Conservative Leader Abbott Wins Landslide Australia Election Victory
Aust election public sick of public sector workers and phony welfare scroungers sucking life out of economy.Others nations to follow in time
— Rupert Murdoch (@rupertmurdoch) September 7, 2013
SYDNEY/CANBERRA, Sept 7 (Reuters) - Australia’s conservative leader Tony Abbott swept into office in national elections on Saturday as voters punished the outgoing Labor government for six years of turbulent rule and for failing to maximise the benefits of a now fading mining boom.
Abbott, a former boxer, Rhodes scholar and trainee priest, promised to restore political stability, cut taxes and crack down on asylum seekers arriving by boat.

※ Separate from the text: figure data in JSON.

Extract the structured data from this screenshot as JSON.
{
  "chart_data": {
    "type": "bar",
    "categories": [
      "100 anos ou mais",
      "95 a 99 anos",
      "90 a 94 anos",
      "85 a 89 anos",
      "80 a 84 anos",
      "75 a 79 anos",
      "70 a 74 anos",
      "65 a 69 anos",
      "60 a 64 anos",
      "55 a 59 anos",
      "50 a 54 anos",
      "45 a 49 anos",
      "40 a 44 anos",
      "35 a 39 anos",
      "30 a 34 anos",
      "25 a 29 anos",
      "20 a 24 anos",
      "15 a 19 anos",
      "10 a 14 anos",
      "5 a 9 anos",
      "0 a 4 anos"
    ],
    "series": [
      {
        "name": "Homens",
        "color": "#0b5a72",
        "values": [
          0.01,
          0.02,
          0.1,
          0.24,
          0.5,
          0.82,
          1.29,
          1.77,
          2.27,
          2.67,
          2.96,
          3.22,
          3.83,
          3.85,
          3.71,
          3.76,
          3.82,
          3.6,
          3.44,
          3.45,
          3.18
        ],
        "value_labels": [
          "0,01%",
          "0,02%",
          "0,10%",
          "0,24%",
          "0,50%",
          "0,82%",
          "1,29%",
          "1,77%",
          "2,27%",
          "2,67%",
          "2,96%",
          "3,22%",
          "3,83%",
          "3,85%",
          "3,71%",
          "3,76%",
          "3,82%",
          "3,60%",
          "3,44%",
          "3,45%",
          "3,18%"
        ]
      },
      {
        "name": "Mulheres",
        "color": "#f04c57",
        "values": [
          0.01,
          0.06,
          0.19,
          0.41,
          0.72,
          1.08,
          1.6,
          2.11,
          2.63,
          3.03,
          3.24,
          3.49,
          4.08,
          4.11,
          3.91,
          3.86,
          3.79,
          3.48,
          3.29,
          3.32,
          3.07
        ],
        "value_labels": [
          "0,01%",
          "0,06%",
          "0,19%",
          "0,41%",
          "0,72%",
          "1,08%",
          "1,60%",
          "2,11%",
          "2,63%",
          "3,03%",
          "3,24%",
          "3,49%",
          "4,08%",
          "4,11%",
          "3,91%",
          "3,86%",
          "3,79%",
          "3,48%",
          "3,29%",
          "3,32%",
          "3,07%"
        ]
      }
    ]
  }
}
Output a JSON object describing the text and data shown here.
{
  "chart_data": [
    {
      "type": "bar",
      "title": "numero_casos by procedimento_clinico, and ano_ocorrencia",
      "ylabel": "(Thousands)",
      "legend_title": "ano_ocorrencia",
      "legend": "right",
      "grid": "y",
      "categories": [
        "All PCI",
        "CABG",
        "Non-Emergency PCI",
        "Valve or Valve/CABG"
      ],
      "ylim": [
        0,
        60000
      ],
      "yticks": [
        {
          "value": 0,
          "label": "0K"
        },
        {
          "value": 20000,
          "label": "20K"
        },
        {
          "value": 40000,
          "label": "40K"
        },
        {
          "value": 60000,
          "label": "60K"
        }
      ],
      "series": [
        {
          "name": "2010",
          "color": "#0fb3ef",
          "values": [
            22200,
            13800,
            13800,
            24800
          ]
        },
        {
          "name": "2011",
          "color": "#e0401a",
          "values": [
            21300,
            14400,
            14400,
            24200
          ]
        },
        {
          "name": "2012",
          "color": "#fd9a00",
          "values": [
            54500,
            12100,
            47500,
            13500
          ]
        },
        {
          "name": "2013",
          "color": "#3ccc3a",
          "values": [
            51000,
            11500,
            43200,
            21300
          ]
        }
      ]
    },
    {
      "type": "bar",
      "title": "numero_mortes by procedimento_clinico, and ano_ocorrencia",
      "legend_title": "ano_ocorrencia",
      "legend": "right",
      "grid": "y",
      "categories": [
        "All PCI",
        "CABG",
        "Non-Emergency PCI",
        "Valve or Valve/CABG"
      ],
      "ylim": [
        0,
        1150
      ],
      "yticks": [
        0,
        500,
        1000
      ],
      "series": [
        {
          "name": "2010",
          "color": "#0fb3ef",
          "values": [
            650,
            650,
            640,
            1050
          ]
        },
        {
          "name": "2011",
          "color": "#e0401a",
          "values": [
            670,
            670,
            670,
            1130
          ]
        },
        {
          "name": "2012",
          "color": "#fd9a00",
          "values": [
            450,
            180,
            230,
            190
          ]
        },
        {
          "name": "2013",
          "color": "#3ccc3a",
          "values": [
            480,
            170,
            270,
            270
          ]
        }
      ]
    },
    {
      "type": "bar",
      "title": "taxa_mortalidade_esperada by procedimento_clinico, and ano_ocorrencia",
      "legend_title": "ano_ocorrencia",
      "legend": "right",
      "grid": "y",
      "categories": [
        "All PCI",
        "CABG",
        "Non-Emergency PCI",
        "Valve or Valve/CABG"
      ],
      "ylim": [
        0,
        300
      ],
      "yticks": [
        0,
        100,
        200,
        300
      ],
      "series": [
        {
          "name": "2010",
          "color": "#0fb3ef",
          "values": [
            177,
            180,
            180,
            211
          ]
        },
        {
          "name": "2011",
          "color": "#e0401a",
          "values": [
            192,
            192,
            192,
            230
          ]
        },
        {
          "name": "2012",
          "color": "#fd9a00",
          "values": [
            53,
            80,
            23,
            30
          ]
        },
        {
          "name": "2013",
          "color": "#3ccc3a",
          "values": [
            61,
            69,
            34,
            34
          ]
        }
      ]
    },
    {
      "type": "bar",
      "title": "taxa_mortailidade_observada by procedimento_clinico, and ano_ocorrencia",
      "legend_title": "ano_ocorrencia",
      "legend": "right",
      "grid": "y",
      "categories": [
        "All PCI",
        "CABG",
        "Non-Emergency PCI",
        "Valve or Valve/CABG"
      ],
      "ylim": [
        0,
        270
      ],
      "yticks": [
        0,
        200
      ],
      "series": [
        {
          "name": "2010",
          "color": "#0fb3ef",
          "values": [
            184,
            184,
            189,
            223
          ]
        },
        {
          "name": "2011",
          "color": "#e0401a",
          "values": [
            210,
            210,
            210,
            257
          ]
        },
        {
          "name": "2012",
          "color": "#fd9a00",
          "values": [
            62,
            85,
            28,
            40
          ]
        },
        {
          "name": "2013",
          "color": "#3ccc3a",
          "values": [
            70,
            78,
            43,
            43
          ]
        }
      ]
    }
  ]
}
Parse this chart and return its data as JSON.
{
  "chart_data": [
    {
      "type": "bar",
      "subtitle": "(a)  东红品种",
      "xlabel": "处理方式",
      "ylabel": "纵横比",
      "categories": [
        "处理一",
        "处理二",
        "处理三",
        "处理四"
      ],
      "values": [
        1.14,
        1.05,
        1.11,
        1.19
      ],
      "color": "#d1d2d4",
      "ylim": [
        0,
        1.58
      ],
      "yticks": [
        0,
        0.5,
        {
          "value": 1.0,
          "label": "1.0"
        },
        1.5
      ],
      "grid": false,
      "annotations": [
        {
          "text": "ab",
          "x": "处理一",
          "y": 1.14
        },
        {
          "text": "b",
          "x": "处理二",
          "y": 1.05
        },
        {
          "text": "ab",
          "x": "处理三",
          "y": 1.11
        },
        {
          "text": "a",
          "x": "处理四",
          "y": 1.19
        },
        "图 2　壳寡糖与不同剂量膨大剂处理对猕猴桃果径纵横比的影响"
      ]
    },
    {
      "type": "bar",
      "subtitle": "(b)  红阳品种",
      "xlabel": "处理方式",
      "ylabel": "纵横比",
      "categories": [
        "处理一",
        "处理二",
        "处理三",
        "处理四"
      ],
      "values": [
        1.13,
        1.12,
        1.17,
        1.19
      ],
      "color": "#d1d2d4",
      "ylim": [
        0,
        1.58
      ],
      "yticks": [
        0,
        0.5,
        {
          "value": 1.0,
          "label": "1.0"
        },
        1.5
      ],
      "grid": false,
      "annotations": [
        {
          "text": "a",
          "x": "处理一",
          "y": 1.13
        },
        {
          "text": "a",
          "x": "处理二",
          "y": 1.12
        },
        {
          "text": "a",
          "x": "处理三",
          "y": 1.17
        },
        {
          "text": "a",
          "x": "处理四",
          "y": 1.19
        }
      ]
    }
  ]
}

“From today I declare that Australia is under new management and Australia is once more open for business,” Abbott told jubilant supporters in Sydney.
It was frustration with Labor’s leadership turmoil that cost the government dearly at the polls.
Labor dumped Prime Minister Kevin Rudd in 2010, for Australia’s first female prime minister Julia Gillard, only to reinstate Rudd as leader in June 2013 in a desperate bid to stay in power.
“It is the people of Australia to determine the government and the prime minister of this country and you will punish anyone who takes you for granted,” said Abbott.
Rudd was given a rousing welcome from dejected Labor party supporters in his hometown of Brisbane, conceding defeat and announcing he would step down as party leader.
“I know that Labor hearts are heavy across the nation tonight. I gave it my all. But it was not enough to win,” Rudd said, supported by his wife and family.
Labor’s overall vote was its worst since 2004, when then conservative prime minister John Howard won his fourth and final term, but was not as bad as the party had feared. Labor held on to all of its close seats in Rudd’s home state of Queensland, and held onto several marginal seats in western Sydney.